After a lights-out start to his Chicago Cubs career, pitcher Jake Arrieta has come back down to Earth. Arrieta dropped his last two decisions, including a 6-2 affair on Monday against the Los Angeles Dodgers.
“Flat out got outpitched (Monday) by one of the best in the game,” Arrieta said of Zack Greinke.
There’s no disputing Greinke was great, but Arrieta handed the Dodgers the game by walking five in five innings. Three of those free passes came around to score.
“I walked guys on four pitches,” he told reporters. “That’s a little uncharacteristic.”
How he walked them is of little concern, while that he did is not uncharacteristic of Arrieta. That’s his Achilles' heel. He loses control and then loses games. He’s walked nine over his last nine innings, resulting in two losses. He walked five in his previous 13 innings, giving up just one run over that time frame. For the season, between Baltimore and Chicago, he’s walked 31 in 45 innings pitched and his career on-base percentage against is .344. That's too high.
“It was weird tonight because I was throwing a lot of strikes,” Arrieta said.
In some ways that statement isn’t wrong. Arrieta threw 111 pitches, 73 for strikes. That’s a strike percentage of 65.7 percent -- well above his 60.8 percent season average, according to ESPN Stats & Information. For comparison, Greinke nearly threw a complete-game shutout and his strike percentage was almost identical (66.3). The league average is 63.5 percent.
So Arrieta is throwing strikes a lot of the time but apparently loses focus and starts to walk batters. He said as much after the game.
“Just not doing a good enough job with certain guys attacking,” he said. “I have to stay focused, have better concentration there.”

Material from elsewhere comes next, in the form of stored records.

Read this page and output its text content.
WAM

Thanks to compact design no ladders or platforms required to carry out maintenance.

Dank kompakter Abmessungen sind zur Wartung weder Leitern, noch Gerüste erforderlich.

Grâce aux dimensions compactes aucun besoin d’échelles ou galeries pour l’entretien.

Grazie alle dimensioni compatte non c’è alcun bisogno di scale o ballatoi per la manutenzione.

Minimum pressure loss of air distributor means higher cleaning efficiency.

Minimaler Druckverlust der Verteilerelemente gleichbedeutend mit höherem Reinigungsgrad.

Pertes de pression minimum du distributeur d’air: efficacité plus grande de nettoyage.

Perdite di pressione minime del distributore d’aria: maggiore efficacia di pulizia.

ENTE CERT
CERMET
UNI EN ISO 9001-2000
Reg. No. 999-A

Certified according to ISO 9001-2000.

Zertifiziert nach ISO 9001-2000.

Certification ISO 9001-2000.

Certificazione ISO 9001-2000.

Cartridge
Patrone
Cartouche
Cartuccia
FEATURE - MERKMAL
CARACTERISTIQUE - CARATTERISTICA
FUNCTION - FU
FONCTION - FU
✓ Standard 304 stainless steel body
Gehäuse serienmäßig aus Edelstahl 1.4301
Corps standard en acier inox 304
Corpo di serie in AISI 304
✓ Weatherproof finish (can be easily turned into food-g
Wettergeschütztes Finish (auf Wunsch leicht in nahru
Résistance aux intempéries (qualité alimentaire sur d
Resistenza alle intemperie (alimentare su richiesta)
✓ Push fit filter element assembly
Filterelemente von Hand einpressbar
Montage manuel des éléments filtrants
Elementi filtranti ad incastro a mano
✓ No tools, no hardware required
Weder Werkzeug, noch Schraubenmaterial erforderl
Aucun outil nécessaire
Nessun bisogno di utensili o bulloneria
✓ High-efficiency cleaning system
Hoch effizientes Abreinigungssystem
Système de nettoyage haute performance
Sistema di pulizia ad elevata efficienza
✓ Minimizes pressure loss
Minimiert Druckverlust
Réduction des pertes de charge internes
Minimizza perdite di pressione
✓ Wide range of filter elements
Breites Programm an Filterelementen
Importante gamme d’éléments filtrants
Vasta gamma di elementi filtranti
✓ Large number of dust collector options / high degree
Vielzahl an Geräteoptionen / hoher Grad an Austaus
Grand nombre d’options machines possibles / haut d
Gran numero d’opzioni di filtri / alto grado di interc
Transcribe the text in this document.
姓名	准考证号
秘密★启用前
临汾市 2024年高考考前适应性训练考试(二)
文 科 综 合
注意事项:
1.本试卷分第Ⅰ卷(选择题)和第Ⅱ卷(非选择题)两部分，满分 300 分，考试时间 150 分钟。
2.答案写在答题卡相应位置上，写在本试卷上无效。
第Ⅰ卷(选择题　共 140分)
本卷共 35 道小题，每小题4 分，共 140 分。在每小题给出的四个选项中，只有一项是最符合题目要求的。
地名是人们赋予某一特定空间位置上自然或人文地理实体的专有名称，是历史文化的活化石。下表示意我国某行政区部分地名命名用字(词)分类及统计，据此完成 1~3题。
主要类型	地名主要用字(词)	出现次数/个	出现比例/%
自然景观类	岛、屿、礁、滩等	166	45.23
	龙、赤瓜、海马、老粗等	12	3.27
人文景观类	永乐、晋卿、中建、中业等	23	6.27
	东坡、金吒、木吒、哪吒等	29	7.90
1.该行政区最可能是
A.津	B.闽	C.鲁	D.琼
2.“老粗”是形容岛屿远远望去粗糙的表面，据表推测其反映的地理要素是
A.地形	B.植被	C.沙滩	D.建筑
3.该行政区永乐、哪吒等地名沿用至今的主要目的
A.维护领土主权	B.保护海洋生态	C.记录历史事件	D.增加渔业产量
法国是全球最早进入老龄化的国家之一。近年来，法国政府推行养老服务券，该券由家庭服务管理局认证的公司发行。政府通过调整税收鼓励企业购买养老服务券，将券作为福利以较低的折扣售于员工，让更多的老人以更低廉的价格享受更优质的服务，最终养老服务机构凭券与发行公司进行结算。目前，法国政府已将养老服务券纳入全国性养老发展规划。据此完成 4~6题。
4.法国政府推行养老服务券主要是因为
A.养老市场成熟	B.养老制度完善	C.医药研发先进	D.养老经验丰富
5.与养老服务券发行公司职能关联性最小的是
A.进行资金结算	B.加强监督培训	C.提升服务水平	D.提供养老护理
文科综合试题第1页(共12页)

It sounds like his problems are mental and not physical. Sometimes he gets his control back -- or never loses it in the first place -- and keeps it for the rest of the game, but other times it continues to plague him. At 27 years old it’s time for Arrieta to figure that out.
There will be openings in the Cubs rotation come 2014 and while the organization wants to increase its walk totals, the goal is to do that at the plate and not on the mound.